Reduce the workload for employees performing new tasks. It’s important for your employees to feel supported and encouraged when taking on new tasks. Work capacity will increase naturally as they gain more experience.

4) Enable Self-Paced Learning

Motivating employees to make time for cross-training can be difficult. Training for new roles can feel like a distraction from normal job responsibilities. And although every business is busy, downtime still exists.

Rather than trying to always schedule and coordinate explicit cross-training sessions, enable self-paced learning when possible. This will give your employees the flexibility to learn at any time, in any environment.

 

5) Create a Skills Matrix

A skills matrix is a common tracking and management tool for cross-training. The tool allows you to keep tabs of skill levels across your organization. This will also allow you to move shifts or fill positions when the unexpected happens.

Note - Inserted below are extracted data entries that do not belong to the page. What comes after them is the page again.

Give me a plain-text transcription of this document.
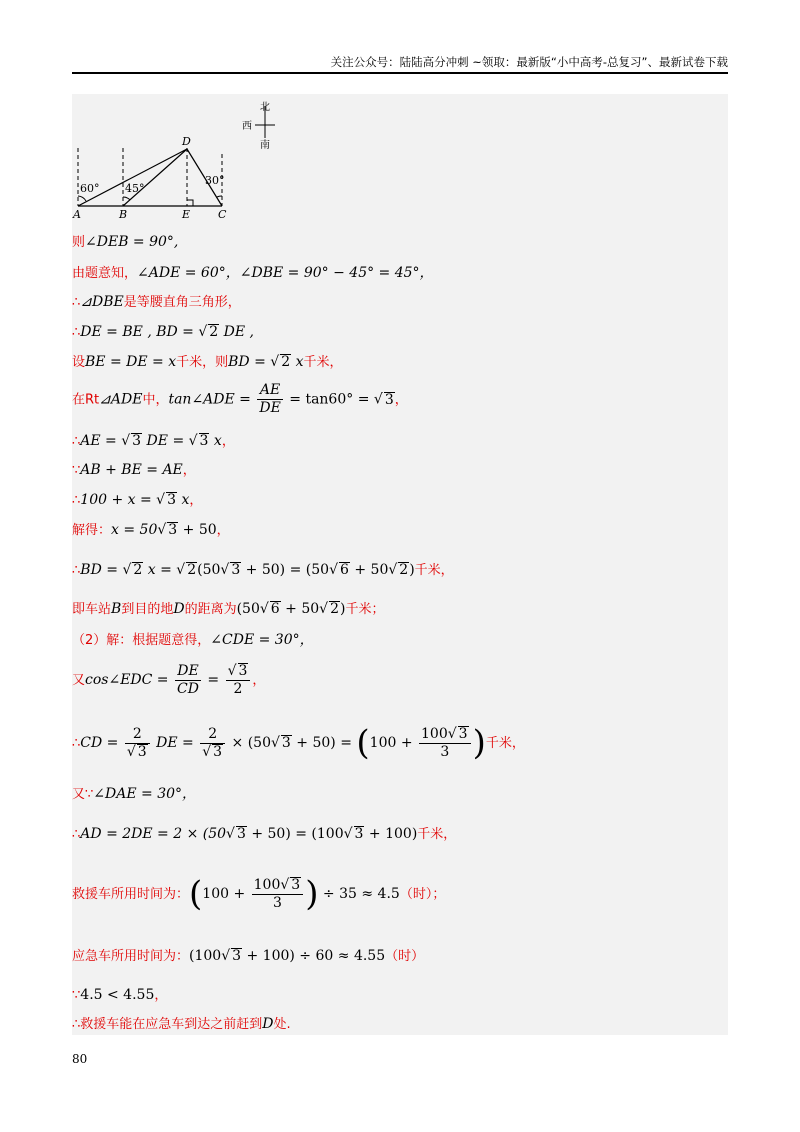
关注公众号：陆陆高分冲刺 ~领取：最新版“小中高考-总复习”、最新试卷下载
北
西
南
60° 45°
30°
D
A	B	E	C
则∠DEB = 90°,
由题意知，∠ADE = 60°，∠DBE = 90° − 45° = 45°，
∴⊿DBE是等腰直角三角形，
∴DE = BE , BD = √ 2 DE ,
设BE = DE = x千米，则BD = √ 2 x千米，
在Rt⊿ADE中，tan∠ADE = $\frac{AE}{DE} = \tan 60^\circ$ = √ 3，
∴AE = √ 3 DE = √ 3 x，
∵AB + BE = AE，
∴100 + x = √ 3 x，
解得：x = 50√ 3 + 50，
∴BD = √ 2 x = √ 2(50√ 3 + 50) = (50√ 6 + 50√ 2)千米，
即车站B到目的地D的距离为(50√ 6 + 50√ 2)千米；
（2）解：根据题意得，∠CDE = 30°，
又cos∠EDC = $\frac{DE}{CD} = \frac{√ 3}{2}$ ，
∴CD = $\frac{2}{√ 3}$ DE = $\frac{2}{√ 3} \times (50√$ $3 + 50) = (100 + \frac{100√ 3}{3}$ )千米，
又∵∠DAE = 30°，
∴AD = 2DE = 2 × (50√ 3 + 50) = (100√ 3 + 100)千米，
救援车所用时间为：($100 + \frac{100√ 3}{3}$ ) ÷ 35 ≈ 4.5（时）；
应急车所用时间为：(100√ 3 + 100) ÷ 60 ≈ 4.55（时）
∵4.5 < 4.55，
∴救援车能在应急车到达之前赶到D处.
80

Skills are traditionally tracked in complex spreadsheets. Requiring frequent manual updates by a training manager. Today, purpose-built training tools like Dozuki can manage skills development and training automatically.

 

6) Retrain Employees Consistently

A cross-training program should require retraining when procedures change or processes improve. It's important for your training program to reflect the most current documented standards.

Retraining helps employees stay sharp with tasks that they may not perform often. The cadence of retraining like this is relative to the complexity of your procedures. Retrain your employees consistently so they feel confident performing any task.

Cross-Training is About People

Cross-training develops your workforce to become more capable employees.

This creates sweeping ripple effects across your organization and it's culture. Invest in the people behind your business, and the rewards will follow.